I am currently learning monte carlo and I dont quite understand it. In the question I am given, I am asked to estimate $\pi$.
So I am to write a Matlab code that computes a numerical estimate of $\pi$ using N points with $D = [−1, 1]^{2}$ and r = 1. Plot the absolute error of your estimate as a function of N on a log-log scale using the loglog command, for N = 1, 10, 100, 1000.

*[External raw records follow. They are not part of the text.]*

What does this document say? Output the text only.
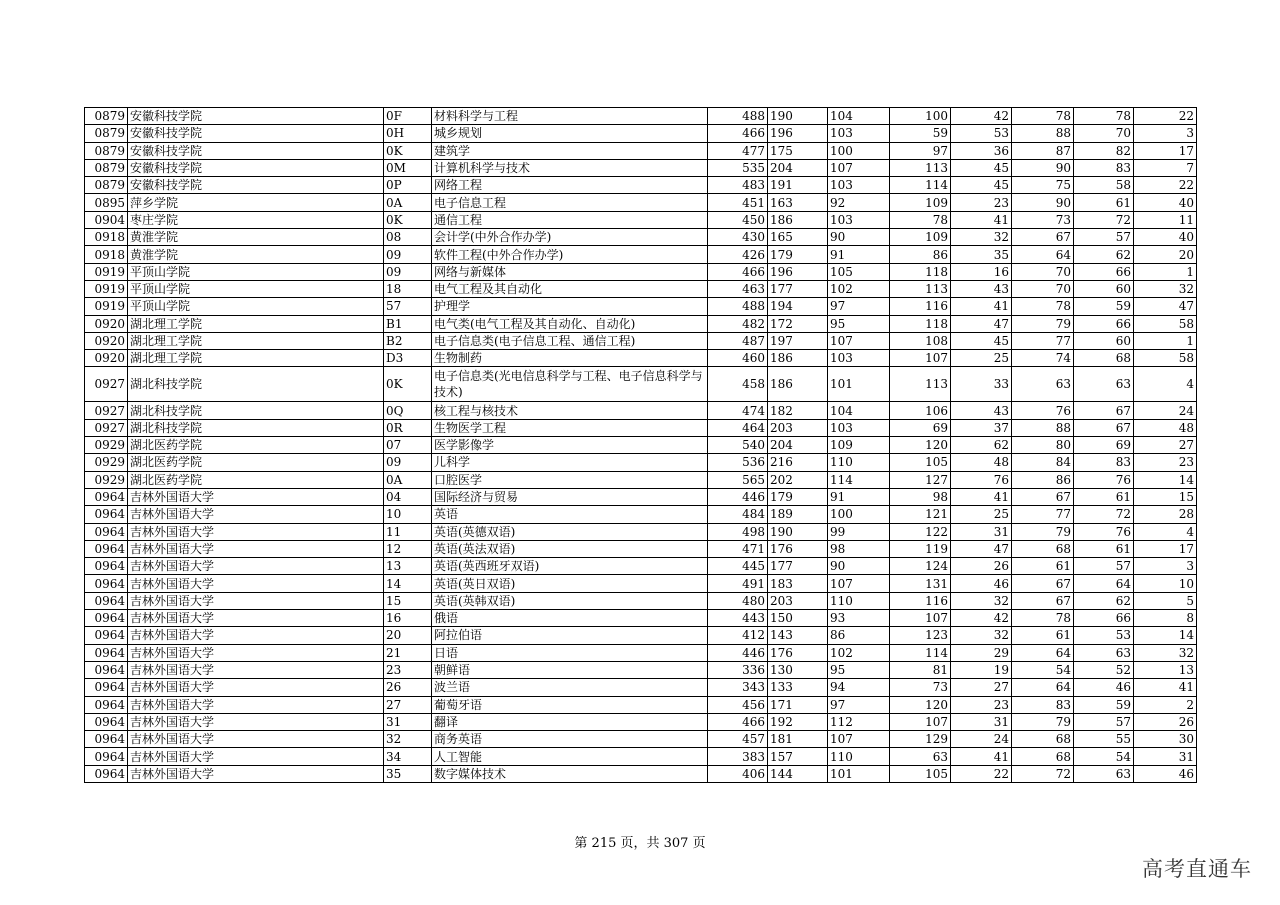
0879	安徽科技学院	0F	材料科学与工程	488	190	104	100	42	78	78	22
0879	安徽科技学院	0H	城乡规划	466	196	103	59	53	88	70	3
0879	安徽科技学院	0K	建筑学	477	175	100	97	36	87	82	17
0879	安徽科技学院	0M	计算机科学与技术	535	204	107	113	45	90	83	7
0879	安徽科技学院	0P	网络工程	483	191	103	114	45	75	58	22
0895	萍乡学院	0A	电子信息工程	451	163	92	109	23	90	61	40
0904	枣庄学院	0K	通信工程	450	186	103	78	41	73	72	11
0918	黄淮学院	08	会计学(中外合作办学)	430	165	90	109	32	67	57	40
0918	黄淮学院	09	软件工程(中外合作办学)	426	179	91	86	35	64	62	20
0919	平顶山学院	09	网络与新媒体	466	196	105	118	16	70	66	1
0919	平顶山学院	18	电气工程及其自动化	463	177	102	113	43	70	60	32
0919	平顶山学院	57	护理学	488	194	97	116	41	78	59	47
0920	湖北理工学院	B1	电气类(电气工程及其自动化、自动化)	482	172	95	118	47	79	66	58
0920	湖北理工学院	B2	电子信息类(电子信息工程、通信工程)	487	197	107	108	45	77	60	1
0920	湖北理工学院	D3	生物制药	460	186	103	107	25	74	68	58
0927	湖北科技学院	0K	电子信息类(光电信息科学与工程、电子信息科学与技术)	458	186	101	113	33	63	63	4
0927	湖北科技学院	0Q	核工程与核技术	474	182	104	106	43	76	67	24
0927	湖北科技学院	0R	生物医学工程	464	203	103	69	37	88	67	48
0929	湖北医药学院	07	医学影像学	540	204	109	120	62	80	69	27
0929	湖北医药学院	09	儿科学	536	216	110	105	48	84	83	23
0929	湖北医药学院	0A	口腔医学	565	202	114	127	76	86	76	14
0964	吉林外国语大学	04	国际经济与贸易	446	179	91	98	41	67	61	15
0964	吉林外国语大学	10	英语	484	189	100	121	25	77	72	28
0964	吉林外国语大学	11	英语(英德双语)	498	190	99	122	31	79	76	4
0964	吉林外国语大学	12	英语(英法双语)	471	176	98	119	47	68	61	17
0964	吉林外国语大学	13	英语(英西班牙双语)	445	177	90	124	26	61	57	3
0964	吉林外国语大学	14	英语(英日双语)	491	183	107	131	46	67	64	10
0964	吉林外国语大学	15	英语(英韩双语)	480	203	110	116	32	67	62	5
0964	吉林外国语大学	16	俄语	443	150	93	107	42	78	66	8
0964	吉林外国语大学	20	阿拉伯语	412	143	86	123	32	61	53	14
0964	吉林外国语大学	21	日语	446	176	102	114	29	64	63	32
0964	吉林外国语大学	23	朝鲜语	336	130	95	81	19	54	52	13
0964	吉林外国语大学	26	波兰语	343	133	94	73	27	64	46	41
0964	吉林外国语大学	27	葡萄牙语	456	171	97	120	23	83	59	2
0964	吉林外国语大学	31	翻译	466	192	112	107	31	79	57	26
0964	吉林外国语大学	32	商务英语	457	181	107	129	24	68	55	30
0964	吉林外国语大学	34	人工智能	383	157	110	63	41	68	54	31
0964	吉林外国语大学	35	数字媒体技术	406	144	101	105	22	72	63	46
第 215 页，共 307 页
高考直通车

So my question is this, in matlab to define the domain would I use rand(100,1) to generate the points ? My second question is I dont quite understand what I am supposed to integrate here. My prof says:
We know that the area of a circle C with radius r is $A_{C} = \pi(r^{2})$ . Now consider a domain $D$ of area $A_{D}$ that contains C (i.e., $C ⊂ D$). If we sample points in $D$ uniformly at random, then the fraction of points falling inside the circle, $N_{C}/N_{D}$, should approach the ratio $A_{C}/A_{D}$ as the number of points, N, grows large. Since we know $A_{D}$ and can measure $N_{C}/N_{D}$, we can estimate $A_{C}$ and thus we can estimate $\pi$ = $A_{C}/r^{2}$
So what does $A_{D}$ mean here ? Should I define it according to the area formula and the idea is that we don't know $C$?. I would appreciate if one could provide some help. Thank you
Edit:
You need to pick points randomly in D. Then work out if the point lies inside or outside the circle (using distance formula). Repeat and keep track of what fraction are inside the circle. You can then multiple this fraction by the area of D (equal to 4) to get an estimate of $\pi$.
$A_D$ is the area of D. In your example the $2\times2$ square so area of 4.